Top of the phots
LIP's Questionnaire analysed by Roger Estop
Anyone who has read High Fidelity or recently watched Music of the Millennium will understand the fascination of lists and rankings. Some of us base our philosophy of life on our top five books, politicians, records and photographs.
Not everyone answered all the questions in the LIP members questionnaire, but everyone responded to the questions on the back page. Forget the business of subs and policy, this was the important bit: our most inspiring photographers.
We were invited to confess our three all time favourite photographers, our favourite living photographers, and our favourite writer/critic on photography.
This was a list of favourites not a vote for the best, which may have produced a different outcome. Although the LIP membership does not produce a huge statistical base, everyone had the chance to name three or four people, so allowing a reasonable analysis. The range of names was impressive, the combinations surprising.
The all-time favourite photographers with the most votes seems reassuringly right, these are the favourites that would crop up in any survey of serious photographers. However, perhaps LIP members would love Weston just that little bit more than Brandt or Cartier-Bresson. The other feature betraying LIP is the presence in the top list of Blakemore, Caponigro and Cooper, all long-standing LIP influences, rather than say Strand, Callahan or Ray Moore. These all received only one or two mentions each as did Doisneau, Frank and Arbus for example.
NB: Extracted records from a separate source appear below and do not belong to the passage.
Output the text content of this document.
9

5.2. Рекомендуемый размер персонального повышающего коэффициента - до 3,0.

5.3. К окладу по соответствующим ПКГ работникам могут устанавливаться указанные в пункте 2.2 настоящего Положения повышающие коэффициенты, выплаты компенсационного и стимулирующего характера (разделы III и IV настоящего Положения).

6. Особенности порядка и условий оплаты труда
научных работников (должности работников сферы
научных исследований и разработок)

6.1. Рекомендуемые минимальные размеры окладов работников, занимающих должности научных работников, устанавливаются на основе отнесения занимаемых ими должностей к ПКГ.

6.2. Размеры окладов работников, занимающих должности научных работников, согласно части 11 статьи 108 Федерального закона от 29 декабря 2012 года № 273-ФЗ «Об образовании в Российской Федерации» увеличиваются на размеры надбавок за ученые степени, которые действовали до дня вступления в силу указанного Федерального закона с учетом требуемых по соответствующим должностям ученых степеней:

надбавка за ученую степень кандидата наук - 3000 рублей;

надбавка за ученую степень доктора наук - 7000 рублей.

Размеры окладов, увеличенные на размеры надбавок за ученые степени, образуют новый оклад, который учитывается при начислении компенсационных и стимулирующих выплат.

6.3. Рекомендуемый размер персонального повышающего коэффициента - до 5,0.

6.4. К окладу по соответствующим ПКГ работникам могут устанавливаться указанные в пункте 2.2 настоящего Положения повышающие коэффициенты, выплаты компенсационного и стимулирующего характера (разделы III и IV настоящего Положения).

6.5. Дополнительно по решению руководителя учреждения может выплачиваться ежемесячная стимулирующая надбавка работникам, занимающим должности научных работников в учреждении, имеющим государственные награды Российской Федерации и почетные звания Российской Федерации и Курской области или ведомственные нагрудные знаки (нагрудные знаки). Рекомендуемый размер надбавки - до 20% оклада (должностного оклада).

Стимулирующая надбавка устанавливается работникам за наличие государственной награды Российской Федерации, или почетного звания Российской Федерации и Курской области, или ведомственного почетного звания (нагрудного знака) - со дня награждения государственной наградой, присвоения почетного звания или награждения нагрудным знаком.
If the list is comfortably right, it lacks a radical edge. Man Ray, Rodchenko and Moholy Nagy were not mentioned by anyone in their list of three all time favourites. However it was reassuring to find that Ansel Adams was nobody's favourite either.
In the favourite living photographers countdown Blakemore and Cooper go straight in at numbers one and two with other big workshop hits Godwin, Caponigro and Hill all figuring in the chart. Salgado and Friedlander are the worthy representatives of harsh reality in our list.
It seems extraordinary, given the above, that Sherman is in the list considering the complete difference of her work from the others and the scarcity of any other post modern photographers in the survey such as Duane Michals or Jo Spence (who, like the Norwegians, got nil points), or Mari Mahr or Nan Goldin (who got a couple of mentions each). Consider also the other photographers who did not get a single mention in anyone's list. None of the Towards a Bigger Picture Brits: Chris Killip, Brian Griffin, John Davies; no Lewis Baltz; no Germans. Martin Parr and Anna Fox were each mentioned once.
But then hit parades are never more than a bit of fluff, and they obscure the real interest of the individual choices. After all, James Alinder, Javier Vallhonrat and Avati Notuyoshi are all somebody's favourites. Perhaps the real insights from this survey were revealed by the combinations of photographers named by members. The photographers in each personal selection say something about each other, and as a group, provide clues to what people find inspiring in their work. There were a number of stimulating combinations of personal favourites in both the 'all time' and 'living' lists, for example:
Eugene Atget, Jane Bown, FSA photographers.
Ray Moore, Tony-Ray Jones, Edward Weston.
Jerry Uelsman, Bill Brandt, Ralph Gibson.
Mari Mahr, Catherine Yass, Barbara Ess.
Robert Frank, Ralph Eugene Meatyard ,Richard Misrach.
Josef Sudek, John Blakemore, Imogen Cunningham.
Diane Arbus, Peter Lindberg, Nan Goldin.
All time favourite photographers
- 1 Edward Weston
- 2 André Kertesz
- 3= Bill Brandt
- 3= Henri Cartier-Bresson
- 4= Eugene Atget
- 4= John Blakemore
- 5= Walker Evans
- 5= Thomas Joshua Cooper
- 5= Paul Caponigro
Favourite living photographers
- 1 John Blakemore
- 2 Thomas Joshua Cooper
- 3= Sebastio Salgado
- 3= Henri Cartier-Bresson
- 4= Fay Godwin
- 4= Paul Caponigro
- 4= Lee Friedlander
- 4= Paul Hill
- 4= Cindy Sherman
Favourite writers/critics on photography
- 1 A. D. Coleman
- 2= John Berger
- 2= Roland Barthes
- 3 Bill Bishop
- 4= Bill Jay
- 4= Susan Sontag
Fewer respondents to the questionnaire named a favourite writer or critic on photography but the resultant list contains the international great and good with a spectacular intervention from Crouch End. All are challenging, theoretical writers contributing hugely to our appreciation of the medium and the art. Other writers mentioned by members were Andy Grundberg, Ian Jeffrey, Beaumont Newhall, Peter Galassi, Rosalind Krauss, Julian Rodrigues, and Peter Marshall. [I didn't vote - Ed] Clearly, Inscape has a greater influence than LIP Service.
As well as being an entertaining diversion, this highly unreliable survey does give some further insight into the kind of people that make up LIP. We now need a nationwide poll, perhaps Photographers of the Millennium?